Gott unterscheidet also klar solche, die an Gott geglaubt haben, von denen, die an den Herrn Jesus geglaubt haben. Davon hatte der Herr hier in Vers 1 ja auch gesprochen, als Er gesagt hatte: „Ihr glaubt an Gott“ – das war der Zustand der alttestamentlichen Gläubigen und bis dahin auch der Jünger –, „glaubt auch an mich“ – damit sind nur diejenigen gemeint, die in der jetzigen Zeit der Gnade bis zur Entrückung an den Herrn Jesus glauben.

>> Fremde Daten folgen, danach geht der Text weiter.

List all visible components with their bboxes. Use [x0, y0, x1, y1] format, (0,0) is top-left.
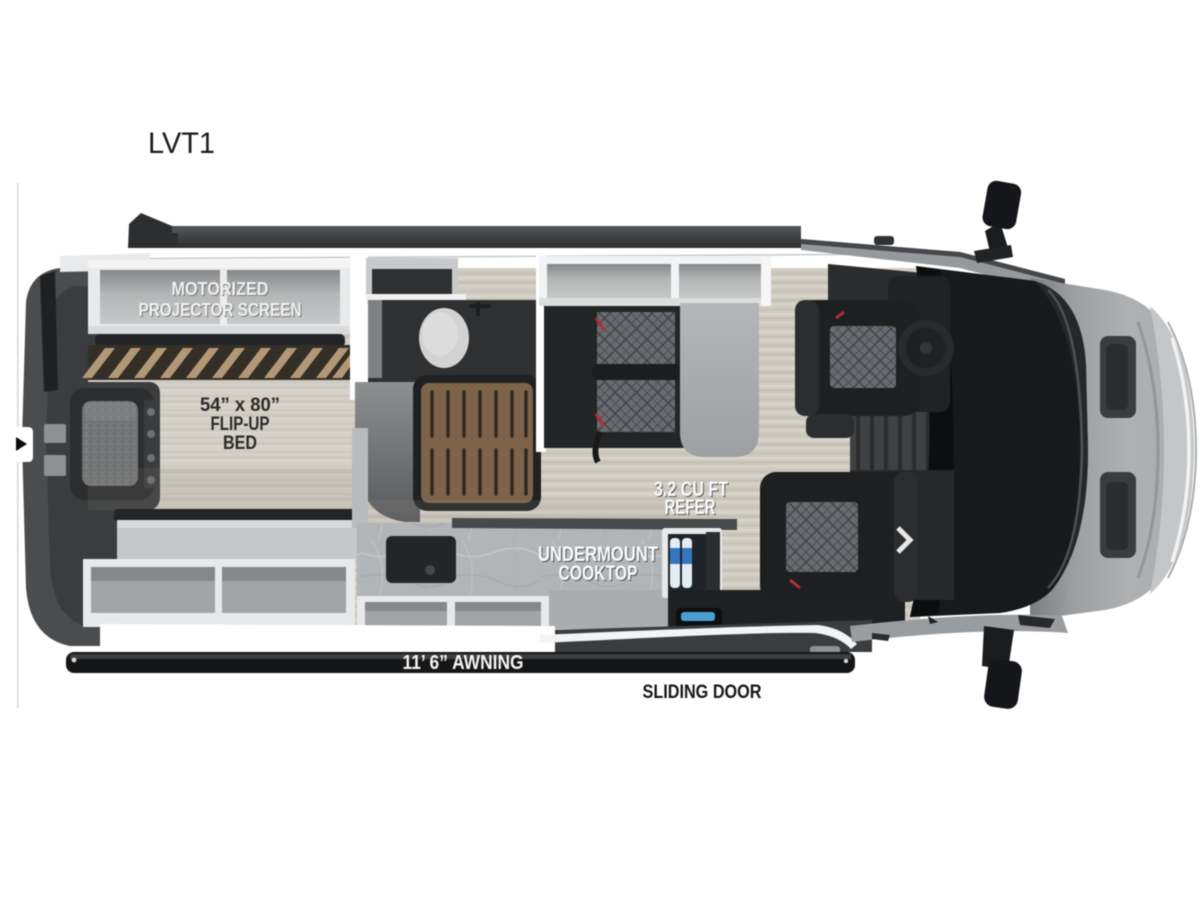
svg-text:54” x 80”: 54” x 80” [200, 395, 280, 416]
svg-text:MOTORIZED: MOTORIZED [172, 279, 269, 299]
svg-text:BED: BED [223, 433, 257, 454]
svg-text:SLIDING DOOR: SLIDING DOOR [643, 681, 762, 703]
svg-text:FLIP-UP: FLIP-UP [211, 414, 270, 435]
svg-text:COOKTOP: COOKTOP [559, 562, 638, 585]
svg-text:11’ 6” AWNING: 11’ 6” AWNING [403, 652, 524, 674]
svg-text:PROJECTOR SCREEN: PROJECTOR SCREEN [139, 300, 302, 320]
svg-text:REFER: REFER [665, 496, 716, 519]
svg-text:LVT1: LVT1 [148, 127, 215, 160]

Dann kommt noch hinzu, dass der Herr Jesus nur eine Gruppe von Gläubigen als seinen Leib bezeichnet: diejenigen, die jetzt an Ihn glauben und durch den Heiligen Geist zu einem Leib getauft worden sind, seine Versammlung (s. 1. Kor 12,13; Eph 2,16). Außerdem spricht die Bibel auch von der Braut, der Frau des Lammes; auch dazu gehören nur die Glaubenden der jetzigen Gnadenzeit (s. 2. Kor 11,2; Eph 5,25–32; Off 19,7; 21,2.9.10). Als weiteren Punkt für diese Unterscheidung führen wir noch die unterschiedlichen Betrachtungsweisen der Gläubigen an, wie sie in der Offenbarung im Himmel gesehen werden. Zum einen haben wir dort die 24 Ältesten, und zum anderen haben wir dann die Unterscheidung zwischen der Braut und den Geladenen bei der Hochzeit des Lammes. Die 24 Ältesten zeigen uns alle Gläubigen, die bis zur Entrückung gelebt haben; je einmal zwölf für die Gläubigen des Alten Testaments und für die Gläubigen der Gnadenzeit, zwölf Stämme Israels und zwölf Apostel. Diese Zusammenfassung in 24 Älteste zeigt uns, dass es Wahrheiten gibt, die für alle Gläubigen aller Heilszeitalter gleichermaßen gelten und sie auf eine gleiche Stufe stellen: Sie sind verlorene Sünder, sie glauben an Gott, sie haben die Hoffnung auf ein ewiges Leben. Das vereint auch uns mit allen Gläubigen aller Zeiten und kommt hier in diesen 24 Ältesten zum Ausdruck.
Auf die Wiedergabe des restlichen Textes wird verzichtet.